Chapter 9- Decision Trees Flashcards
is the process of automatically creating a tree from data is recursive, true or false?
true
give the ID3 algorithm
base case:
if depth==0 or all labels have the same label
return most common label in the subsample
recursive case: for each feature: split the data calculate the cost for this stump pick feature with minimum cost
add left branch = build tree(left subsample, depth-1)
add right branch = build tree(right subsample, depth-1)
what do we risk as we split on fewer and fewer examples?
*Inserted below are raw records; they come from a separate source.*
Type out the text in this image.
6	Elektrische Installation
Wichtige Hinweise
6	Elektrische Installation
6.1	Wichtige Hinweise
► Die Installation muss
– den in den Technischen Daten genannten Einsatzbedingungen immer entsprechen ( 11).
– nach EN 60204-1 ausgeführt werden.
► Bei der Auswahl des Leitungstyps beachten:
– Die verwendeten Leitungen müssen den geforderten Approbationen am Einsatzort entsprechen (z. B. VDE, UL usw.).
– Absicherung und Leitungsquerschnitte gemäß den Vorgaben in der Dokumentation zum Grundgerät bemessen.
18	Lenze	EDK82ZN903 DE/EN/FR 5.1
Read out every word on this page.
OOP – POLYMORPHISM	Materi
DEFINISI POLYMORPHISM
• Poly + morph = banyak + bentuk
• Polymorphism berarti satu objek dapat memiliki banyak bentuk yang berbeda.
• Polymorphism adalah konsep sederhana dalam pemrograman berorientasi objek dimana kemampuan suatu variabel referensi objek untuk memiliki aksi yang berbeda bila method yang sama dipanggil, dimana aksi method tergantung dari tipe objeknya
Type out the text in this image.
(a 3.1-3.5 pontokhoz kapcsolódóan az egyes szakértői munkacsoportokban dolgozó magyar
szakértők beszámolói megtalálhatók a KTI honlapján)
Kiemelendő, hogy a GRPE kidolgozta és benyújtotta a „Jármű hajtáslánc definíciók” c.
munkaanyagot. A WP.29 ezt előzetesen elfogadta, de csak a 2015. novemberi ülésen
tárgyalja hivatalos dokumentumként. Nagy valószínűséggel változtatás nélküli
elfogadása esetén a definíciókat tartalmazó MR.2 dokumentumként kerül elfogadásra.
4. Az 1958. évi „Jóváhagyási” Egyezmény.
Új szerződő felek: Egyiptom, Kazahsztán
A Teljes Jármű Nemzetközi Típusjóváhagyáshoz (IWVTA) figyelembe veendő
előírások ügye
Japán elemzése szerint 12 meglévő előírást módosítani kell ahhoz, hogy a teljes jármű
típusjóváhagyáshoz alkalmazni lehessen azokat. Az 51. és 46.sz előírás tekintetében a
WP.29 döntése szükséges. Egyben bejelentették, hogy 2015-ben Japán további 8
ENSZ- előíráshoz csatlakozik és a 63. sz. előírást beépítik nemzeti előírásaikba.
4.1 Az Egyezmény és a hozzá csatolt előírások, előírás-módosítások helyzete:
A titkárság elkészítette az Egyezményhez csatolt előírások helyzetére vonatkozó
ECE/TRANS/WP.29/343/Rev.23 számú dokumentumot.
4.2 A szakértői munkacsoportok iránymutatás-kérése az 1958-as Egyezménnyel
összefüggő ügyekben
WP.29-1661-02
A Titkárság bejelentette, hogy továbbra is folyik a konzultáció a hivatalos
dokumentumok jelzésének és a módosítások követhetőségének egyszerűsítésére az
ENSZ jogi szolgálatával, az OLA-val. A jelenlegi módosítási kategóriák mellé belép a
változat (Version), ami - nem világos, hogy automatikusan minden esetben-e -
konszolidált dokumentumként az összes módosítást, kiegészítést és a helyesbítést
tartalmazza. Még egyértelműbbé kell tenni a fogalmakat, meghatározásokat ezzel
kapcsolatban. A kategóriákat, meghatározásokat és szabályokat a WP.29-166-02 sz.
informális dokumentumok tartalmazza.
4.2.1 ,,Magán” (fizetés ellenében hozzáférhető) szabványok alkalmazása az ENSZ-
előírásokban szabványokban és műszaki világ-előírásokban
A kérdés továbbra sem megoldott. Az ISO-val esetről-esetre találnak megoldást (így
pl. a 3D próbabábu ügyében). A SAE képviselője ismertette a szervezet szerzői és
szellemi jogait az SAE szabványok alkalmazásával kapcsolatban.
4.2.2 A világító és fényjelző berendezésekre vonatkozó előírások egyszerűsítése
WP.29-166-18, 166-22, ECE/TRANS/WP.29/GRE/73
we could risk making new nested rules for few examples, which may just be outliers, just noise in the data
what two restrictions can we place on a decision tree to prevent overfitting?
maximum depth
minimum subsample size
what is a strong indicator that a decision tree is overfitted?
it is very deep
what is a decision tree splitting criterion?
split based on the number of errors, i.e. count the number of misclassified samples after split
what is another word for information gain
mutual information
how do we determine which features would give us the most information?
measure the information gain as a score for each feature
what does entropy measure?
entropy is a mathematical expression that quantifies the randomness- the amount of randomness
the entropy for variable X, H(X)=?
- sum for each x: p(x)logp(x)
log base 2
what is the equation for information gain, I(T;W) = ?
H(T) - H(T|W)
or
H(W) - H(W|T)
given that information gain is H(T) - H(T|W), and W can have two values, strong or weak. What is I(T;W) = H(T) - H(T|W)
calculate H(T), the entropy of T
calculate H(T|W=strong), the entropy of T where W is strong calculate H(T|W=weak), the entropy of T where W is week
weighted average of H(T|W=strong) and H(T|W=weak),
we get the maximum possible information gain when….
H(T|W)=0
the maximum possible value of the entropy of T, H(T) = ?
log(|T|)
what is pruning?
truncating a decision tree to prevent overfitting